If the FTSE100 falls below 2844.47, the counterparty will exercise its option and Lisa will pay £7,500 for every point by which the index is below 2844.47. If the index is above 2844.47, the option will lapse.
Option 3
She buys 7,500 units of a put option over the FTSE100, with a strike at 2950, exercisable in 12 months’ time. She pays £375,000 for this option.
If the index falls below 2950, she will exercise the option and receive £7,500 for each point the index is below the strike. If the FTSE is above 2950 the option will lapse.
Option 4
She sells 7,500 units of a FTSE100 call option, with a strike at 2950, exercisable in 12 months’ time. She receives a premium of £187,500 for this option.
If the FTSE100 falls below 2950, this option will lapse. Otherwise she must pay the counterparty £7,500 for each index point above 2950.
If on the exercise date the FTSE100 index stands at 2750, say, option 1 and 4 will not be exercised. Under option 2, Lisa must pay the counterparty (2844.47 - 2750) x £7,500 = £708,525. But Lisa will exercise option 3, and receive (2950 - 2750) x £7,500 = £1,500,000.
The same analysis can be performed for other values of the FTSE100 and some are shown in the table below (payments and receipts are shown in thousands of pounds, with payments in brackets). Lisa has paid out £750,000 at the start of the arrangement (the premiums she pays less those she receives) and always get back £791,475 - her original ‘principal’ plus a profit representing ‘interest’.

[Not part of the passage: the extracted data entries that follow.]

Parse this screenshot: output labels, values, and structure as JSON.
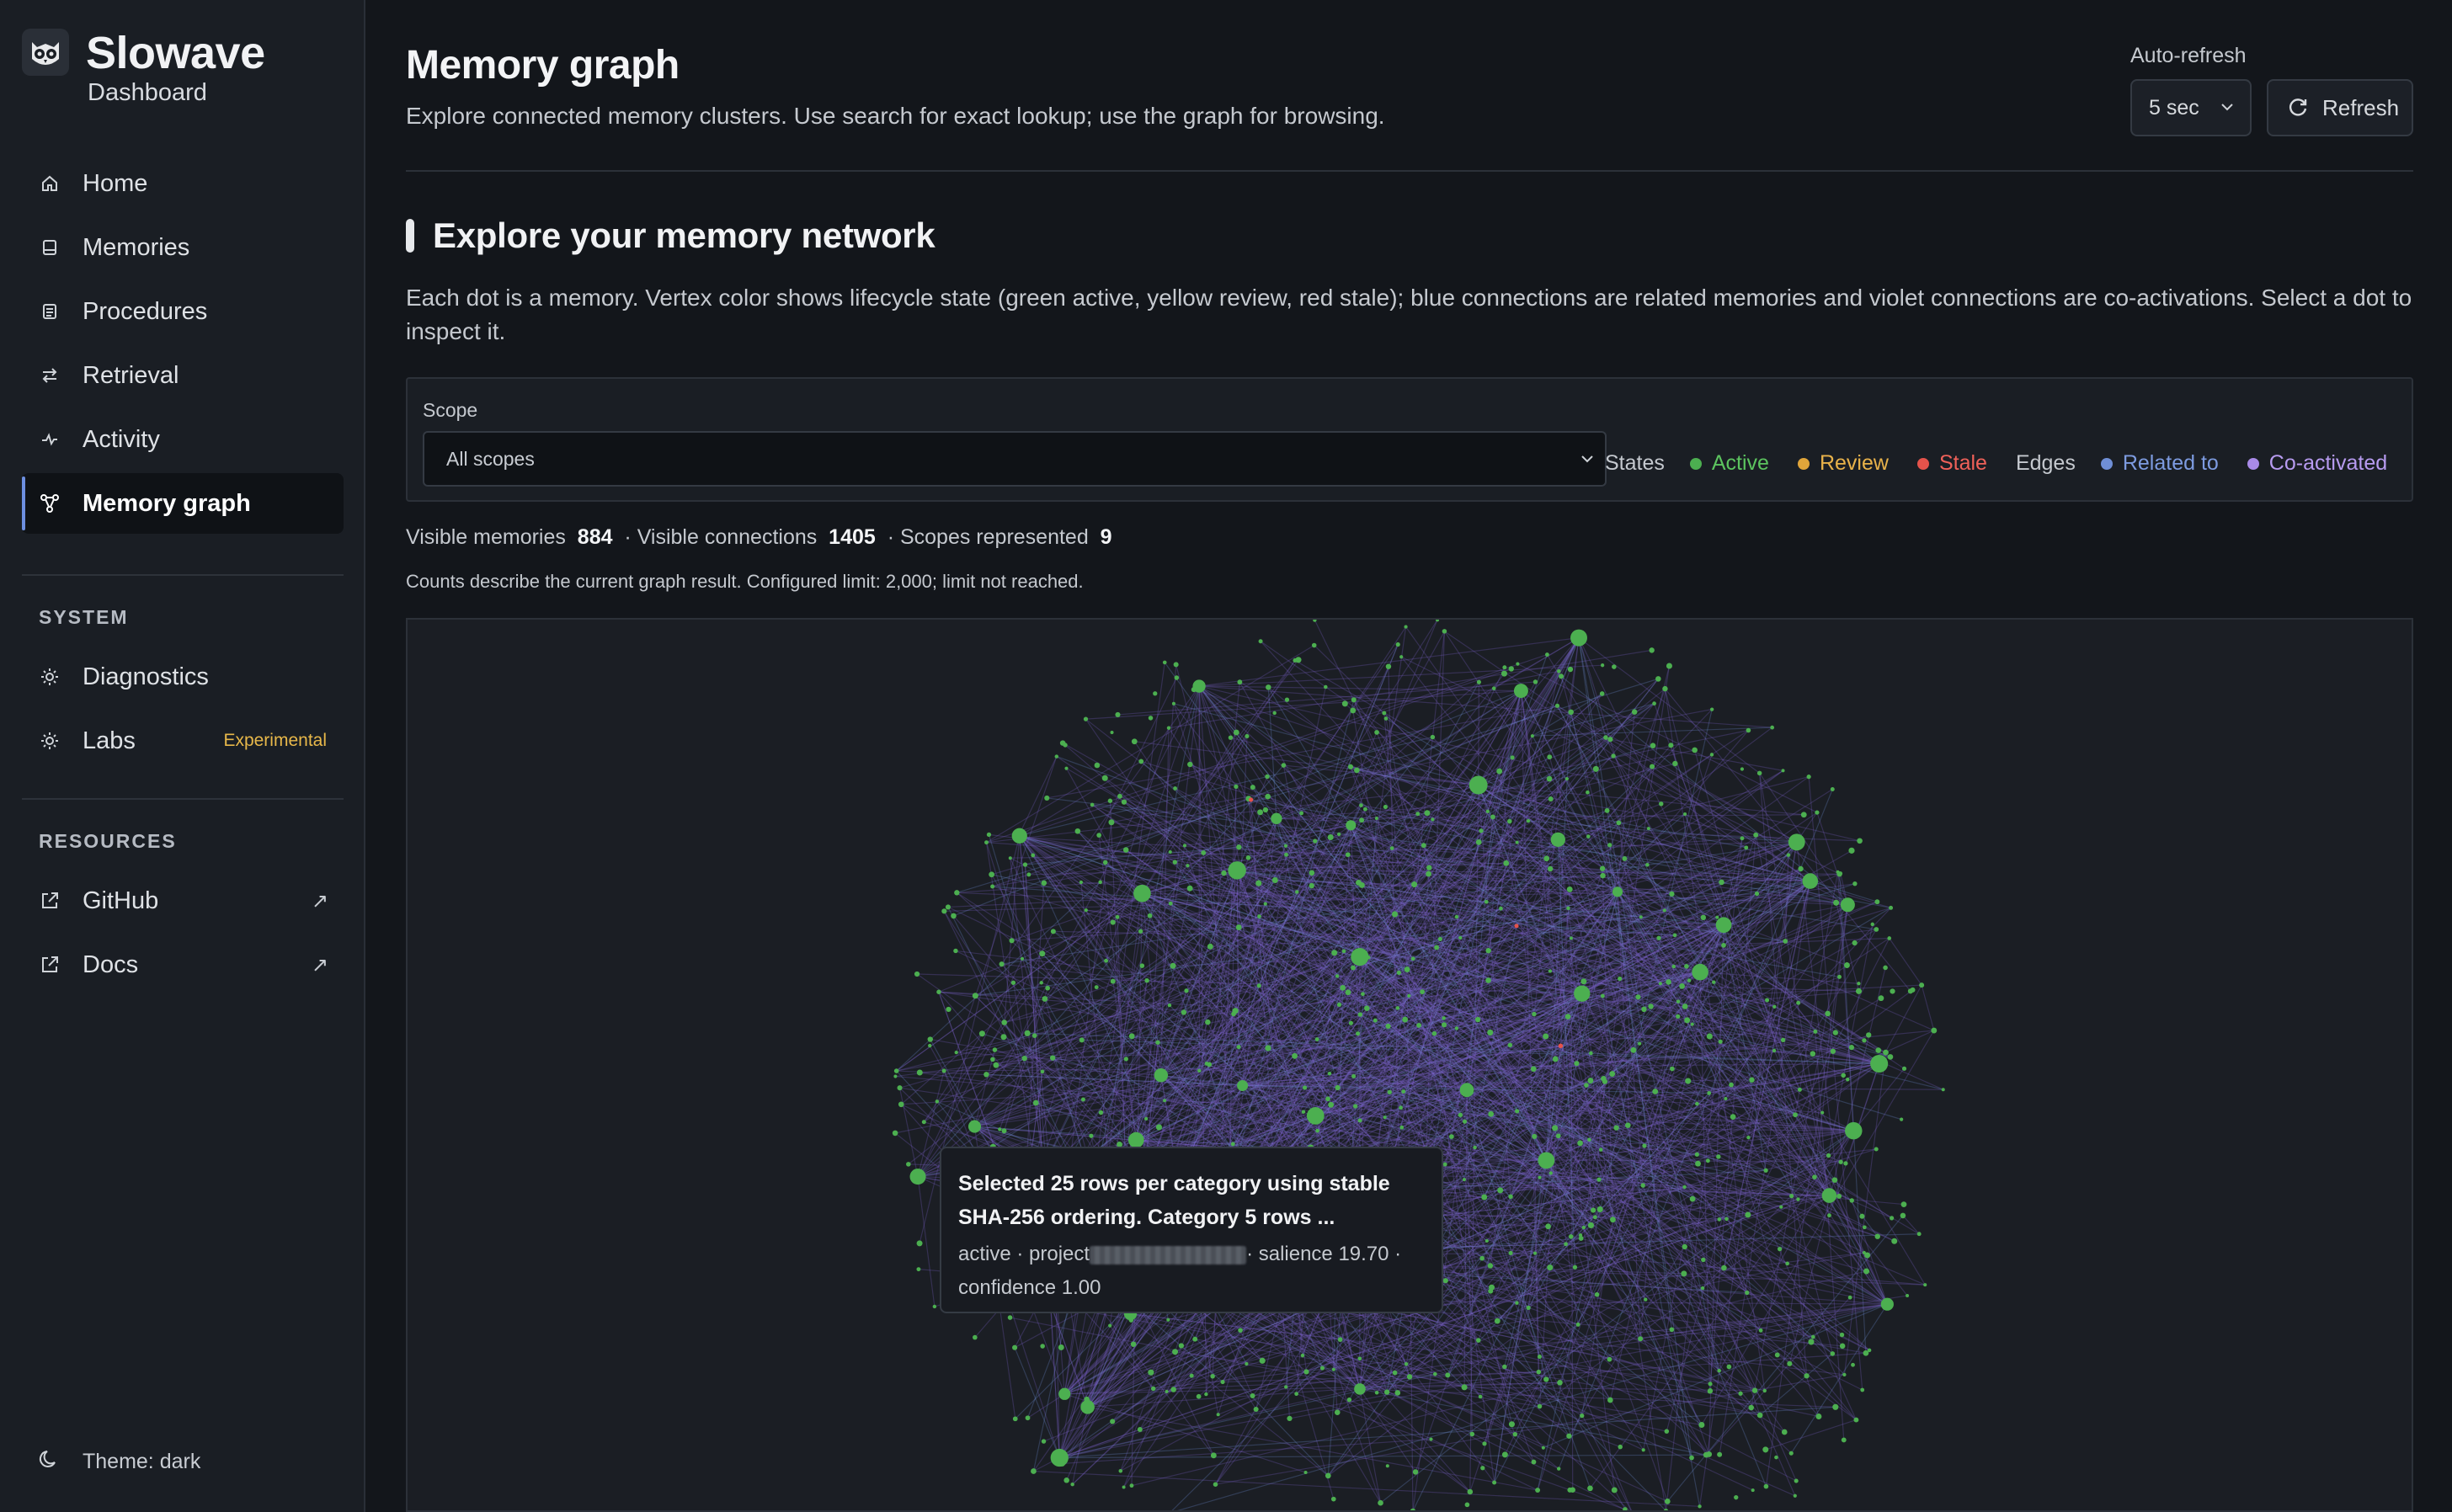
{
  "app": {
    "name": "Slowave",
    "subtitle": "Dashboard"
  },
  "sidebar": {
    "nav": [
      {
        "label": "Home",
        "icon": "home-icon"
      },
      {
        "label": "Memories",
        "icon": "memories-icon"
      },
      {
        "label": "Procedures",
        "icon": "procedures-icon"
      },
      {
        "label": "Retrieval",
        "icon": "retrieval-icon"
      },
      {
        "label": "Activity",
        "icon": "activity-icon"
      },
      {
        "label": "Memory graph",
        "icon": "graph-icon",
        "active": true
      }
    ],
    "system_label": "SYSTEM",
    "system": [
      {
        "label": "Diagnostics",
        "icon": "gear-icon"
      },
      {
        "label": "Labs",
        "icon": "gear-icon",
        "badge": "Experimental"
      }
    ],
    "resources_label": "RESOURCES",
    "resources": [
      {
        "label": "GitHub",
        "icon": "external-link-icon"
      },
      {
        "label": "Docs",
        "icon": "external-link-icon"
      }
    ],
    "theme": "Theme: dark"
  },
  "header": {
    "title": "Memory graph",
    "subtitle": "Explore connected memory clusters. Use search for exact lookup; use the graph for browsing.",
    "auto_refresh_label": "Auto-refresh",
    "auto_refresh_value": "5 sec",
    "refresh_label": "Refresh"
  },
  "section": {
    "title": "Explore your memory network",
    "description": "Each dot is a memory. Vertex color shows lifecycle state (green active, yellow review, red stale); blue connections are related memories and violet connections are co-activations. Select a dot to inspect it."
  },
  "filters": {
    "scope_label": "Scope",
    "scope_value": "All scopes",
    "states_label": "States",
    "states": [
      {
        "label": "Active",
        "color": "#4caf50"
      },
      {
        "label": "Review",
        "color": "#e0a53a"
      },
      {
        "label": "Stale",
        "color": "#e5534b"
      }
    ],
    "edges_label": "Edges",
    "edges": [
      {
        "label": "Related to",
        "color": "#6f8fd6"
      },
      {
        "label": "Co-activated",
        "color": "#a98ae8"
      }
    ]
  },
  "stats": {
    "visible_memories_label": "Visible memories",
    "visible_memories": "884",
    "visible_connections_label": "· Visible connections",
    "visible_connections": "1405",
    "scopes_label": "· Scopes represented",
    "scopes": "9",
    "note": "Counts describe the current graph result. Configured limit: 2,000; limit not reached."
  },
  "tooltip": {
    "title_line1": "Selected 25 rows per category using stable",
    "title_line2": "SHA-256 ordering. Category 5 rows ...",
    "meta_prefix": "active · project",
    "meta_suffix": "· salience 19.70 ·",
    "meta_line2": "confidence 1.00"
  },
  "colors": {
    "accent": "#6d8fe0",
    "node": "#4caf50",
    "edge": "#7a62c9",
    "stale": "#e5534b"
  }
}
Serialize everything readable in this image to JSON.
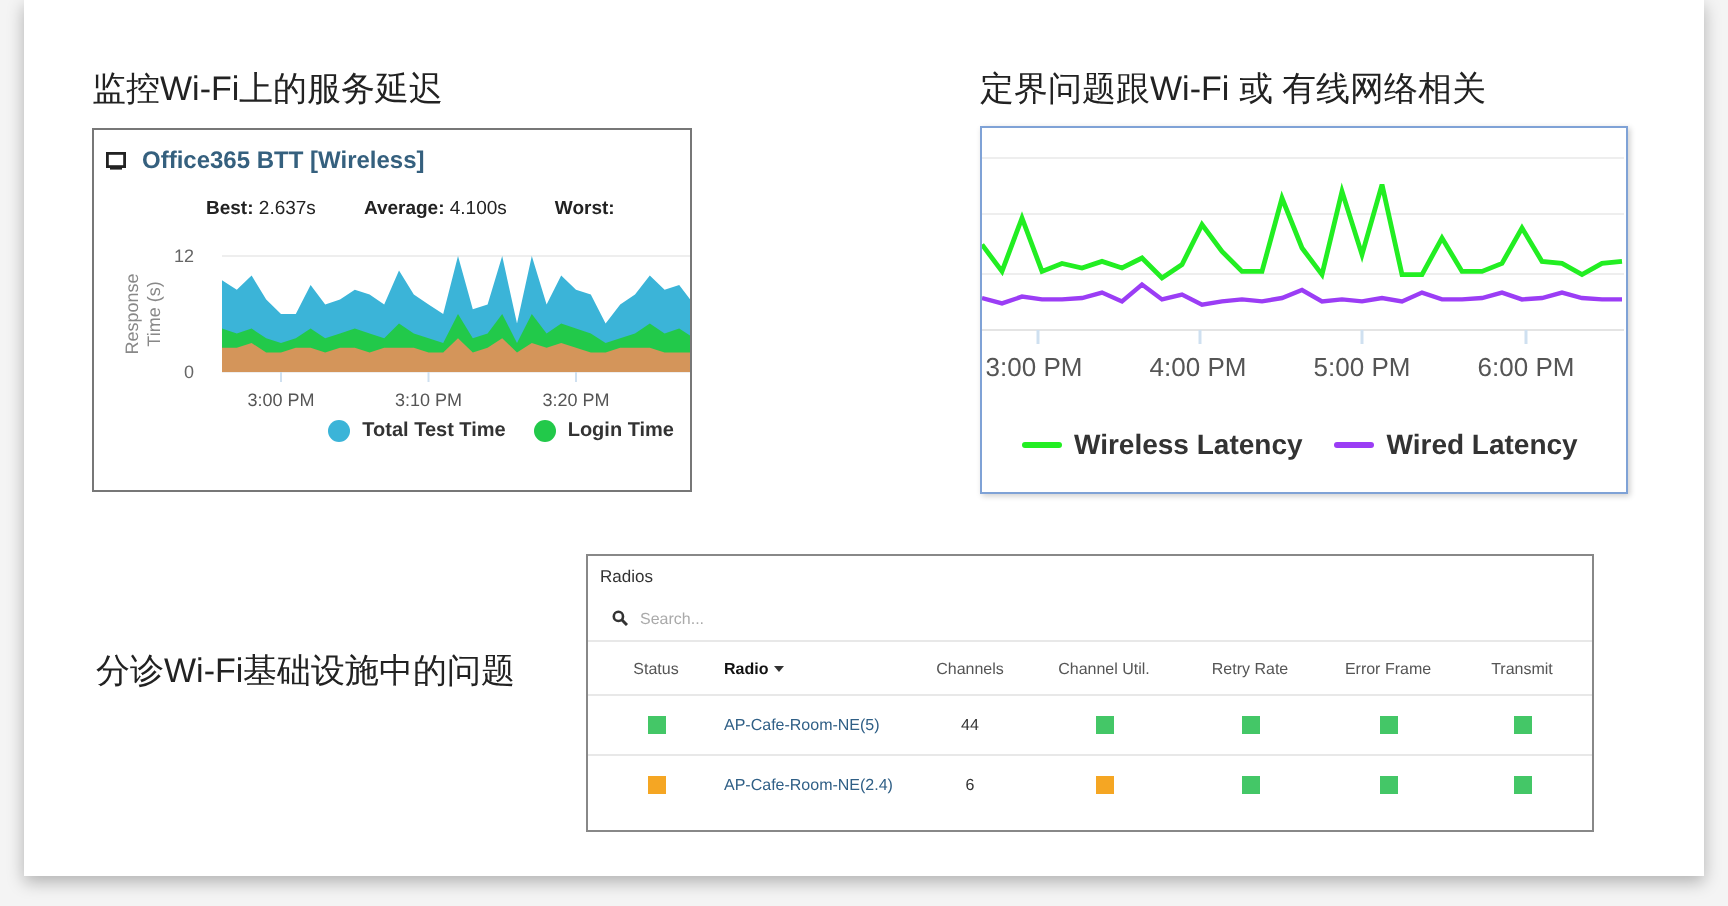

FTSE100 | Option 1 | Option 2 | Option 3 | Option 4 | Overall |
---|---|---|---|---|---|
2750 | Lapses | -708,525 | 1,500,000 | Lapses | 791,475 |
2900 | 416,475 | Lapses | 375,000 | Lapses | 791,475 |
2950 | 791,475 | Lapses | Lapses | Lapses | 791,475 |
3000 | 1,166,475 | Lapses | Lapses | -375,000 | 791,475 |
The return on the investment will always be £41,475, which in this example is 5.53%. In practice, when schemes of this type were seen, the actual return to the avoider was slightly lower than the rate for a conventional term deposit, reflecting the product designer’s fee.